Johnson and other GOP leaders are pleading with their party not to allow a shutdown just five weeks before Election Day, which would be unprecedented in modern times. Swing-district Republicans say it would be a terrible move, as their party would likely get blamed by voters.
“It’s, in my opinion, galactically stupid to do a government shutdown even after an election. Before an election, it’s even worse. It’s self-immolating as a party if we do that right before an election,” said Rep. Mike Garcia, R-Calif., who represents one of several dozen competitive districts that could decide the House majority. “So we should not shut the government down.”
Asked if Trump is making it harder to avert a shutdown, Garcia said it’s up to Johnson.
“The dynamics of all that, it’s between him and the speaker,” he said. “And the speaker’s got to call his play.”
Rep. Don Bacon, R-Neb., who also faces a competitive race, said: “Shutting down the government is bad politics, bad governance.”
Johnson’s CR should sail through the House — with backing from a large number of Republicans and Democrats. But there is still a faction of conservatives who are vowing to vote no.
“If it’s a clean CR into the lame duck, I’m not gonna be supporting it,” said Rep. Byron Donalds, R-Fla., a Trump ally and member of the far-right Freedom Caucus. “This issue should be pushed to next year so the next president can, with his or her team, can figure out how we’re going to manage the nation’s finances going forward.”
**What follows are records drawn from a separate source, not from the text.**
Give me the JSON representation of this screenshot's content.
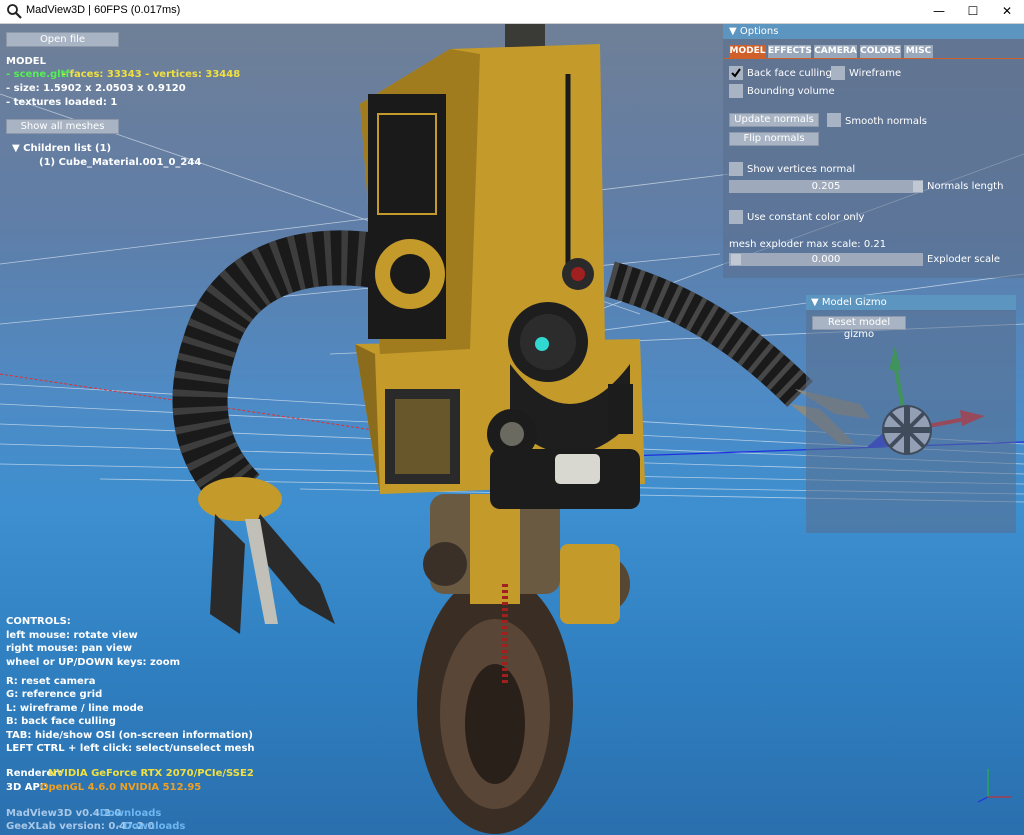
{
  "window": {
    "title": "MadView3D | 60FPS (0.017ms)",
    "minimize": "—",
    "maximize": "☐",
    "close": "✕"
  },
  "left_panel": {
    "open_file": "Open file",
    "model_header": "MODEL",
    "file_name": "- scene.gltf",
    "faces_vertices": "- faces: 33343 - vertices: 33448",
    "size": "- size:  1.5902 x 2.0503 x 0.9120",
    "textures": "- textures loaded: 1",
    "show_all_meshes": "Show all meshes",
    "children_list": "Children list (1)",
    "child_item": "(1) Cube_Material.001_0_244"
  },
  "controls": {
    "header": "CONTROLS:",
    "lines": [
      "left mouse: rotate view",
      "right mouse: pan view",
      "wheel or UP/DOWN keys: zoom"
    ],
    "keys": [
      "R: reset camera",
      "G: reference grid",
      "L: wireframe / line mode",
      "B: back face culling",
      "TAB: hide/show OSI (on-screen information)",
      "LEFT CTRL + left click: select/unselect mesh"
    ],
    "renderer_label": "Renderer:",
    "renderer_value": "NVIDIA GeForce RTX 2070/PCIe/SSE2",
    "api_label": "3D API:",
    "api_value": "OpenGL 4.6.0 NVIDIA 512.95",
    "version": "MadView3D v0.4.2.0",
    "geexlab": "GeeXLab version: 0.47.2.0",
    "downloads1": "- Downloads",
    "downloads2": "- Downloads"
  },
  "options": {
    "header": "Options",
    "tabs": [
      "MODEL",
      "EFFECTS",
      "CAMERA",
      "COLORS",
      "MISC"
    ],
    "back_face_culling": "Back face culling",
    "wireframe": "Wireframe",
    "bounding_volume": "Bounding volume",
    "update_normals": "Update normals",
    "smooth_normals": "Smooth normals",
    "flip_normals": "Flip normals",
    "show_vertices_normal": "Show vertices normal",
    "normals_length_value": "0.205",
    "normals_length_label": "Normals length",
    "use_constant_color": "Use constant color only",
    "exploder_max": "mesh exploder max scale: 0.21",
    "exploder_value": "0.000",
    "exploder_label": "Exploder scale"
  },
  "gizmo": {
    "header": "Model Gizmo",
    "reset": "Reset model gizmo"
  },
  "colors": {
    "robot_body": "#c49a2a",
    "robot_dark": "#1c1c1c",
    "eye": "#30d8d0",
    "axis_red": "#e02020",
    "axis_green": "#20c020",
    "axis_blue": "#2030e0"
  }
}
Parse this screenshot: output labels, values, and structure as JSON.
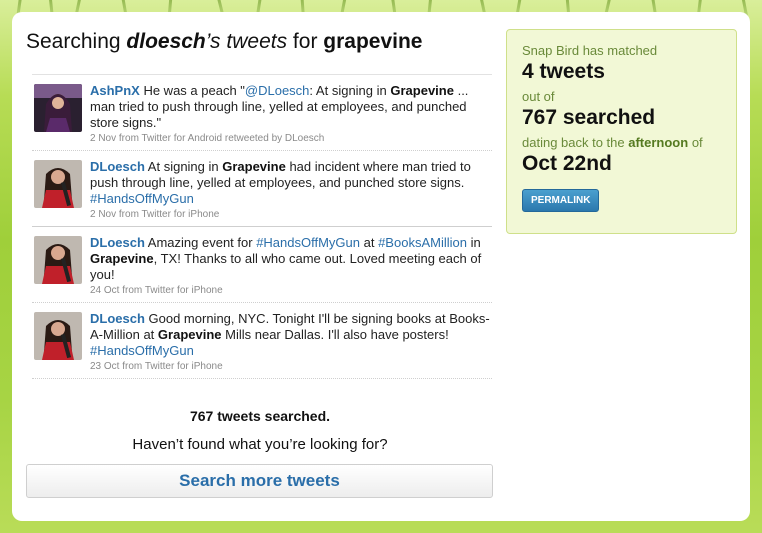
{
  "header": {
    "prefix": "Searching ",
    "user": "dloesch",
    "possessive": "’s tweets",
    "for_text": " for ",
    "query": "grapevine"
  },
  "tweets": [
    {
      "user": "AshPnX",
      "parts": [
        " He was a peach \"",
        "@DLoesch",
        ": At signing in ",
        "Grapevine",
        " ... man tried to push through line, yelled at employees, and punched store signs.\""
      ],
      "meta": "2 Nov from Twitter for Android retweeted by DLoesch"
    },
    {
      "user": "DLoesch",
      "parts": [
        " At signing in ",
        "Grapevine",
        " had incident where man tried to push through line, yelled at employees, and punched store signs. ",
        "#HandsOffMyGun"
      ],
      "meta": "2 Nov from Twitter for iPhone"
    },
    {
      "user": "DLoesch",
      "parts": [
        " Amazing event for ",
        "#HandsOffMyGun",
        " at ",
        "#BooksAMillion",
        " in ",
        "Grapevine",
        ", TX! Thanks to all who came out. Loved meeting each of you!"
      ],
      "meta": "24 Oct from Twitter for iPhone"
    },
    {
      "user": "DLoesch",
      "parts": [
        " Good morning, NYC. Tonight I'll be signing books at Books-A-Million at ",
        "Grapevine",
        " Mills near Dallas. I'll also have posters! ",
        "#HandsOffMyGun"
      ],
      "meta": "23 Oct from Twitter for iPhone"
    }
  ],
  "summary": {
    "searched": "767 tweets searched.",
    "prompt": "Haven’t found what you’re looking for?",
    "more_button": "Search more tweets"
  },
  "panel": {
    "matched_label": "Snap Bird has matched",
    "matched_value": "4 tweets",
    "outof_label": "out of",
    "searched_value": "767 searched",
    "dating_prefix": "dating back to the ",
    "dating_part": "afternoon",
    "dating_suffix": " of",
    "date_value": "Oct 22nd",
    "permalink": "PERMALINK"
  },
  "colors": {
    "link": "#2a6ea9",
    "panel_bg": "#f2f8d6",
    "panel_label": "#6a8a3a",
    "button_blue": "#2b78ad"
  }
}
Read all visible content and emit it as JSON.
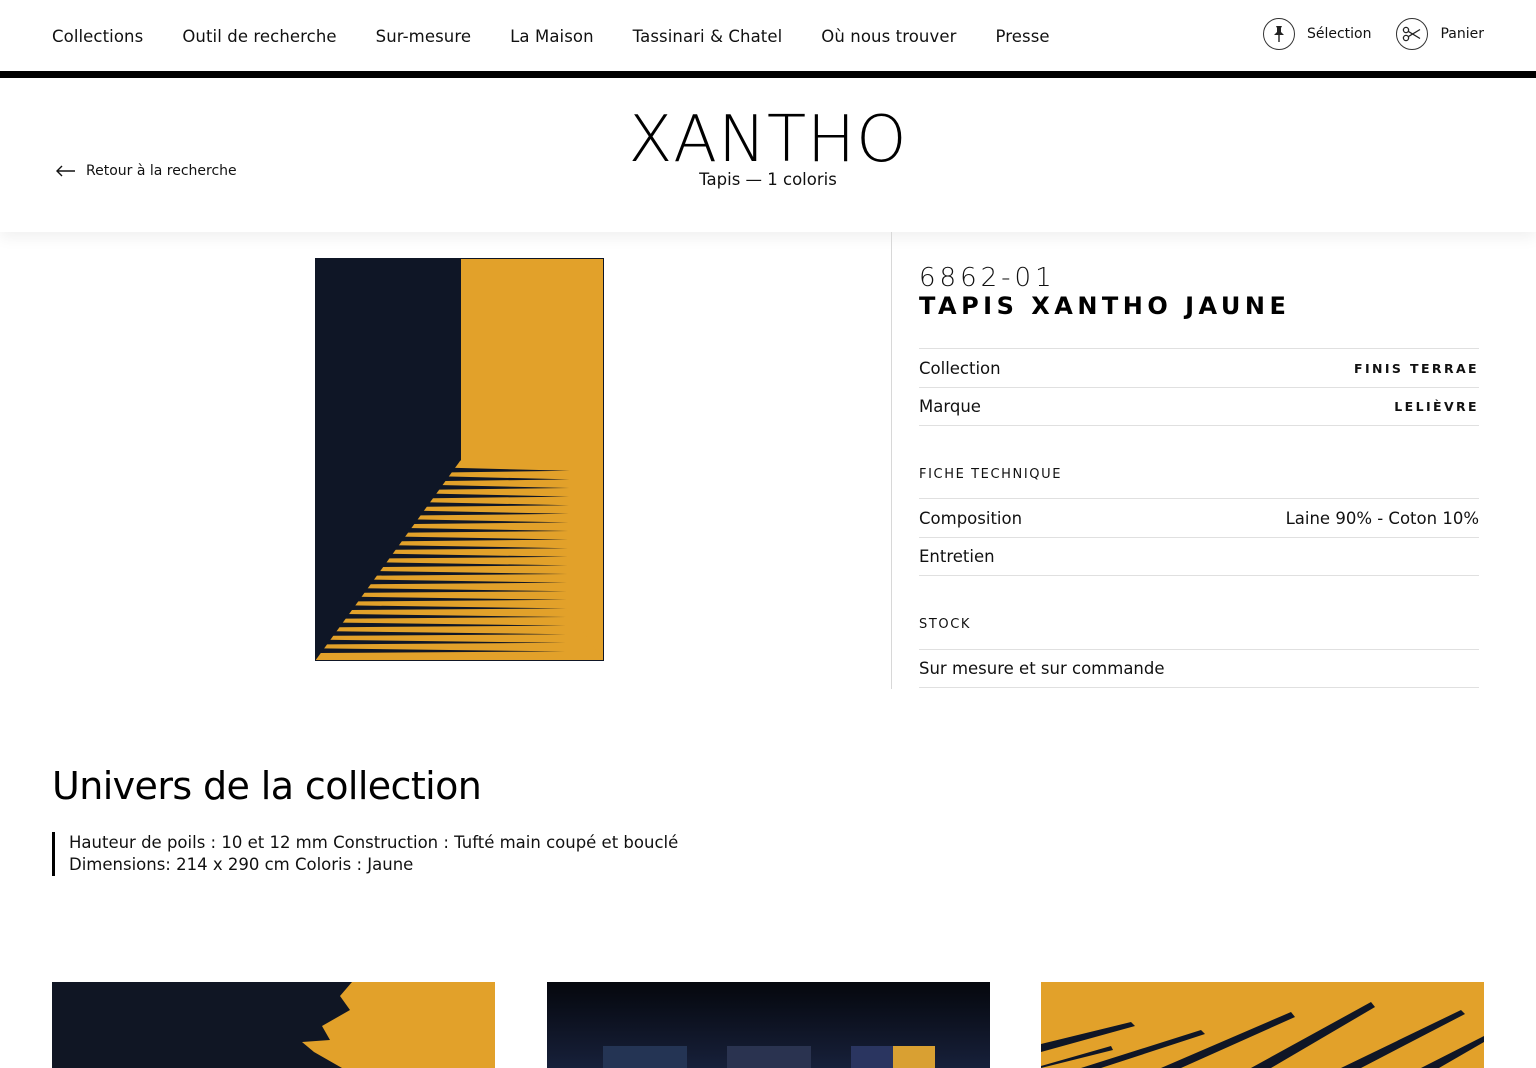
{
  "nav": {
    "links": [
      "Collections",
      "Outil de recherche",
      "Sur-mesure",
      "La Maison",
      "Tassinari & Chatel",
      "Où nous trouver",
      "Presse"
    ],
    "selection_label": "Sélection",
    "cart_label": "Panier",
    "selection_icon": "pin-icon",
    "cart_icon": "scissors-icon"
  },
  "header": {
    "back_label": "Retour à la recherche",
    "title": "XANTHO",
    "subtitle": "Tapis — 1 coloris"
  },
  "product": {
    "reference": "6862-01",
    "name": "TAPIS XANTHO JAUNE",
    "colors": {
      "navy": "#0f1626",
      "mustard": "#e2a12a"
    },
    "attributes": [
      {
        "label": "Collection",
        "value": "FINIS TERRAE"
      },
      {
        "label": "Marque",
        "value": "LELIÈVRE"
      }
    ],
    "fiche_technique_label": "FICHE TECHNIQUE",
    "fiche_technique": [
      {
        "label": "Composition",
        "value": "Laine 90% - Coton 10%"
      },
      {
        "label": "Entretien",
        "value": ""
      }
    ],
    "stock_label": "STOCK",
    "stock_value": "Sur mesure et sur commande"
  },
  "univers": {
    "title": "Univers de la collection",
    "lines": [
      "Hauteur de poils : 10 et 12 mm Construction : Tufté main coupé et bouclé",
      "Dimensions: 214 x 290 cm Coloris : Jaune"
    ]
  },
  "gallery": {
    "count": 3
  }
}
Schumer, the Senate Democratic leader, took steps last week to tee up a vote on a government funding bill, preparing the upper chamber to step in if Republicans in the House flame out again.
“Sadly, time is not a luxury that Congress has right now,” Schumer said on the floor Thursday. “And instead of doing the bipartisan work everyone knows is required for avoiding a shutdown, the House Republican leadership has wasted two weeks — two weeks — listening to Donald Trump’s ridiculous claims on the campaign trail.”
But on Sunday, Schumer sounded much more optimistic, telling reporters he’d been sitting down with Johnson “for the last four days” and believed they were “coming closer to an agreement.”
“We really now have some good news, there’s a really good chance we can avoid the government shutdown,” he said.
Some Republicans had pushed for the House to act quickly, worried that a funding bill passed by the Democratic-led Senate could be loaded up with extraneous spending.
“We’re afraid if it comes up in the Senate, there will be a whole lot of stuff on it, it will be very expensive and hard to pass” in the House, said Rep. Mike Simpson, R-Idaho., an Appropriations Committee “cardinal” who leads one of the government-funding panel’s subcommittees.
If Congress succeeds in passing the new House CR before the Oct. 1 deadline, they’ll have another shutdown fight awaiting them in December. Advocates for the new Dec. 20 deadline hope that its proximity to Christmas and Congress’ final work day of the year will encourage members to work quickly across party lines.